Ooo-kay. Allow me to rephrase:
In my experience, this is a myth, a base canard, utterly untrue, and contrary to the character of the men I know, including all my brothers by blood, arms, and affiliation—but I suppose there are some cretins out there somewhere who indulge in this sort of unmanly misbehavior.
I have two brothers and two sisters. All three of us boys were raised to be gentlemen and would ever have submitted our sisters to “locker room language.”
So I stand my claim that locker room gossip is not typical, whether there is a locker room or not. I admit to having known men who boasted of their amatory conquests, but never before a gathering of men, because to do so would have opened them up to the clear contempt and incredulity of their audience.
We do, however, curse more and tell dirtier jokes when there aren’t any women around.
Don’t confuse the antics of teenagers with adult males.
Men, defined as being over the age of 20, do not gossip about their women.

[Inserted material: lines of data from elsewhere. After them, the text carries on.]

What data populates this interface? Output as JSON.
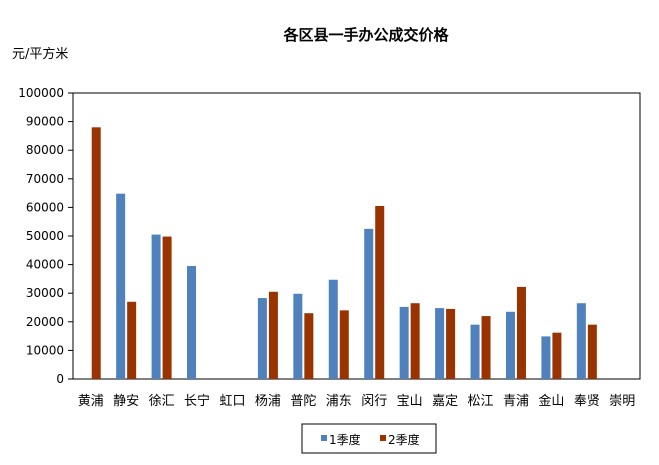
{
  "chart_data": {
    "type": "bar",
    "title": "各区县一手办公成交价格",
    "ylabel": "元/平方米",
    "xlabel": "",
    "ylim": [
      0,
      100000
    ],
    "yticks": [
      "0",
      "10000",
      "20000",
      "30000",
      "40000",
      "50000",
      "60000",
      "70000",
      "80000",
      "90000",
      "100000"
    ],
    "categories": [
      "黄浦",
      "静安",
      "徐汇",
      "长宁",
      "虹口",
      "杨浦",
      "普陀",
      "浦东",
      "闵行",
      "宝山",
      "嘉定",
      "松江",
      "青浦",
      "金山",
      "奉贤",
      "崇明"
    ],
    "series": [
      {
        "name": "1季度",
        "color": "#4F81BD",
        "values": [
          null,
          64800,
          50500,
          39500,
          null,
          28300,
          29800,
          34700,
          52500,
          25200,
          24800,
          19000,
          23500,
          14900,
          26500,
          null
        ]
      },
      {
        "name": "2季度",
        "color": "#993300",
        "values": [
          88000,
          27000,
          49800,
          null,
          null,
          30500,
          23000,
          24000,
          60500,
          26500,
          24500,
          22000,
          32200,
          16200,
          19000,
          null
        ]
      }
    ],
    "grid": false,
    "legend": "bottom"
  }
}
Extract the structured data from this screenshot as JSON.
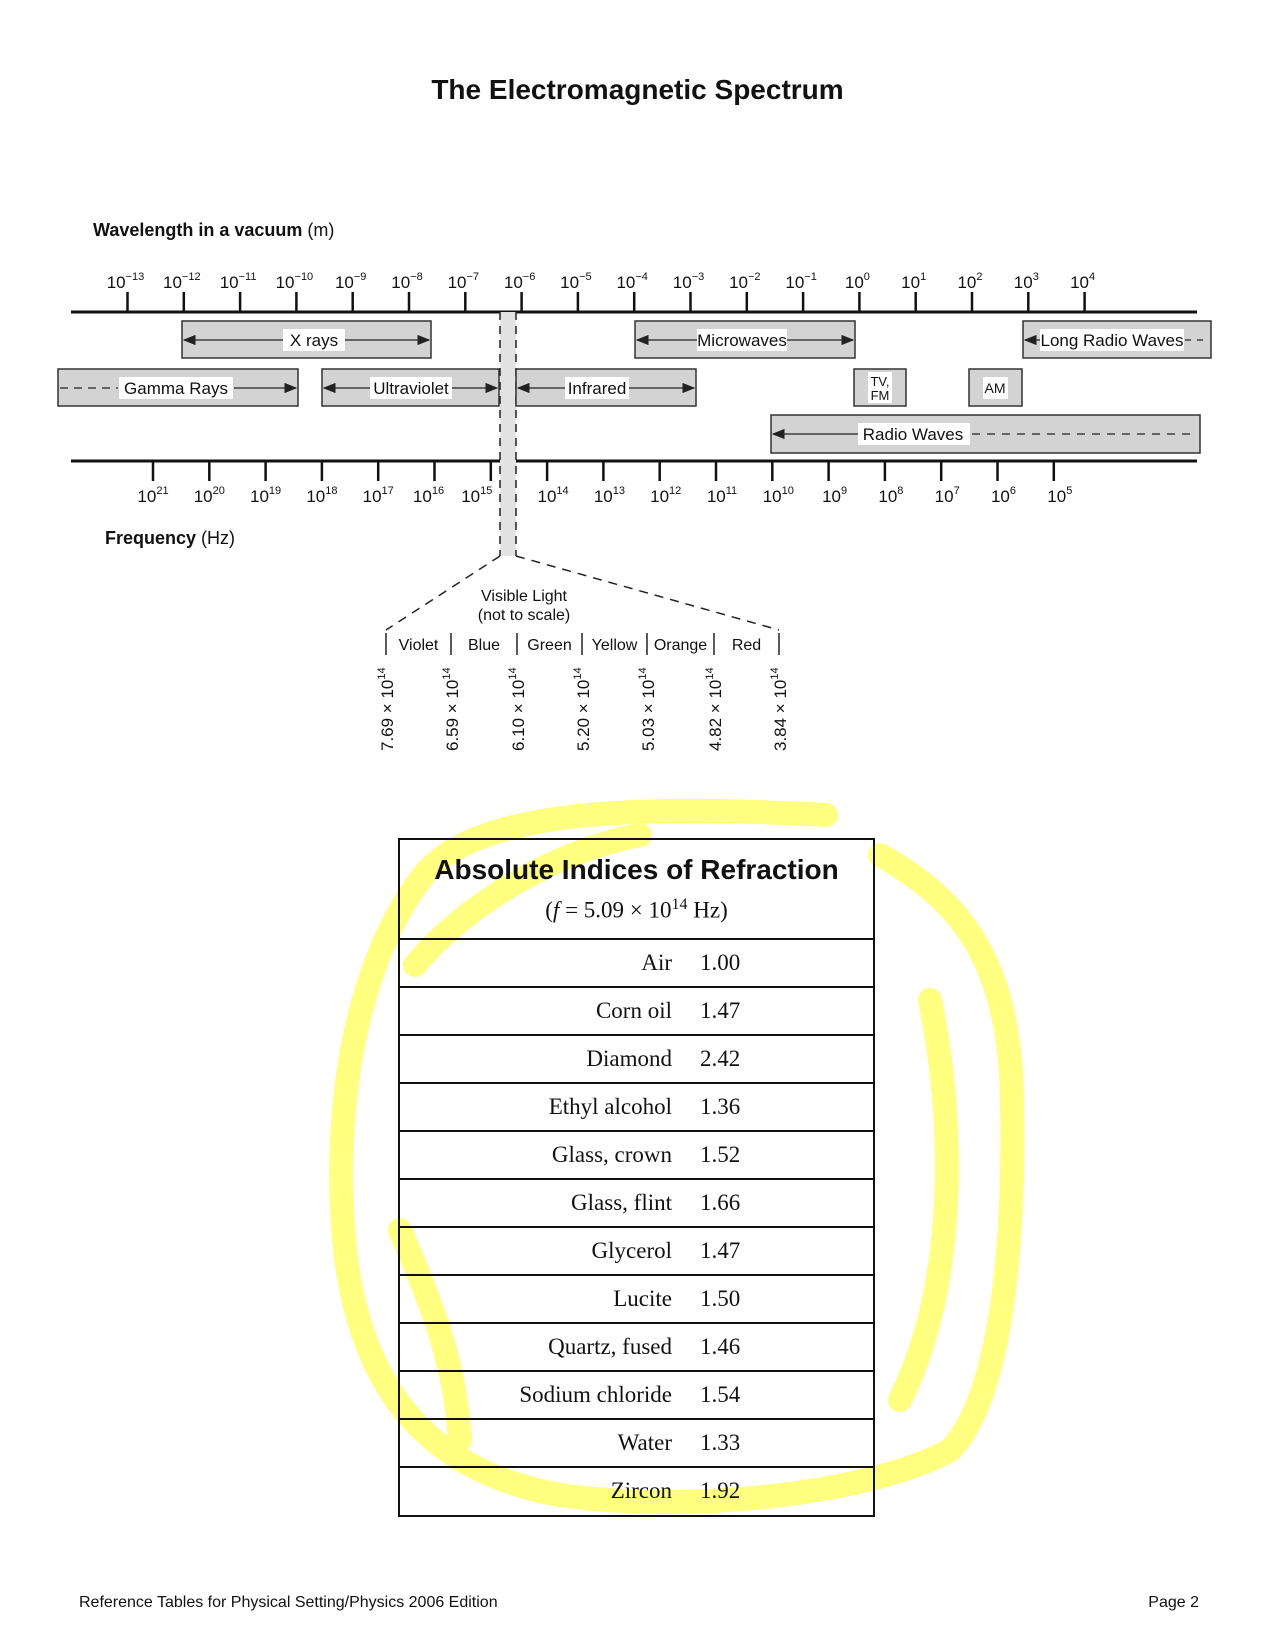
{
  "title": "The Electromagnetic Spectrum",
  "wavelength_axis": {
    "label_bold": "Wavelength in a vacuum",
    "unit": "(m)",
    "exponents": [
      "−13",
      "−12",
      "−11",
      "−10",
      "−9",
      "−8",
      "−7",
      "−6",
      "−5",
      "−4",
      "−3",
      "−2",
      "−1",
      "0",
      "1",
      "2",
      "3",
      "4"
    ]
  },
  "frequency_axis": {
    "label_bold": "Frequency",
    "unit": "(Hz)",
    "exponents": [
      "21",
      "20",
      "19",
      "18",
      "17",
      "16",
      "15",
      "14",
      "13",
      "12",
      "11",
      "10",
      "9",
      "8",
      "7",
      "6",
      "5"
    ]
  },
  "bands": {
    "xrays": "X rays",
    "gamma": "Gamma Rays",
    "ultraviolet": "Ultraviolet",
    "infrared": "Infrared",
    "microwaves": "Microwaves",
    "long_radio": "Long Radio Waves",
    "tvfm_1": "TV,",
    "tvfm_2": "FM",
    "am": "AM",
    "radio": "Radio Waves"
  },
  "visible": {
    "title": "Visible Light",
    "subtitle": "(not to scale)",
    "colors": [
      "Violet",
      "Blue",
      "Green",
      "Yellow",
      "Orange",
      "Red"
    ],
    "boundaries": [
      "7.69 × 10",
      "6.59 × 10",
      "6.10 × 10",
      "5.20 × 10",
      "5.03 × 10",
      "4.82 × 10",
      "3.84 × 10"
    ],
    "boundary_exponent": "14"
  },
  "refraction_table": {
    "title": "Absolute Indices of Refraction",
    "subtitle_pre": "(",
    "subtitle_f": "f",
    "subtitle_mid": " = 5.09 × 10",
    "subtitle_exp": "14",
    "subtitle_post": " Hz)",
    "rows": [
      {
        "name": "Air",
        "value": "1.00"
      },
      {
        "name": "Corn oil",
        "value": "1.47"
      },
      {
        "name": "Diamond",
        "value": "2.42"
      },
      {
        "name": "Ethyl alcohol",
        "value": "1.36"
      },
      {
        "name": "Glass, crown",
        "value": "1.52"
      },
      {
        "name": "Glass, flint",
        "value": "1.66"
      },
      {
        "name": "Glycerol",
        "value": "1.47"
      },
      {
        "name": "Lucite",
        "value": "1.50"
      },
      {
        "name": "Quartz, fused",
        "value": "1.46"
      },
      {
        "name": "Sodium chloride",
        "value": "1.54"
      },
      {
        "name": "Water",
        "value": "1.33"
      },
      {
        "name": "Zircon",
        "value": "1.92"
      }
    ]
  },
  "highlight_color": "#ffff80",
  "footer": {
    "left": "Reference Tables for Physical Setting/Physics 2006 Edition",
    "right": "Page  2"
  }
}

If for no other reason, they would be looked down upon in the eyes of others.
Don’t confuse the antics of teenagers with adult males.
Men, defined as being over the age of 20, do not gossip about their women. If for no other reason, they would be looked down upon in the eyes of others.
hmmmmmmmm…….I guess that depends on what you call an adult male and the situations at hand. No pun. I’m done arguing with y’all. adios!
Boy’s Life magazine used to carry (and may still) an article each month featuring a boy’s heroic actions, usually saving a life.
I was reminded of that when I spotted an article mentioning 6-year-old Haden Stusak saved his friend from drowning last week.
Great column, Leigh,
As a young girl I dreamed of being heroic. I also dreamed of being saved. Now I’m a wrter and I can have both.
I never understood how the act of holding a door open for a woman was deameaning to her. I always took it and still do as a sign of respect. Plus it gives us all a moment to pause, connect to the oppsite sex, and then move on with our separate lives.
Interesting, but you might have told me some of this stuff sixty years ago when I could have made better use of it. On the other hand, maybe it’s better that you didn’t.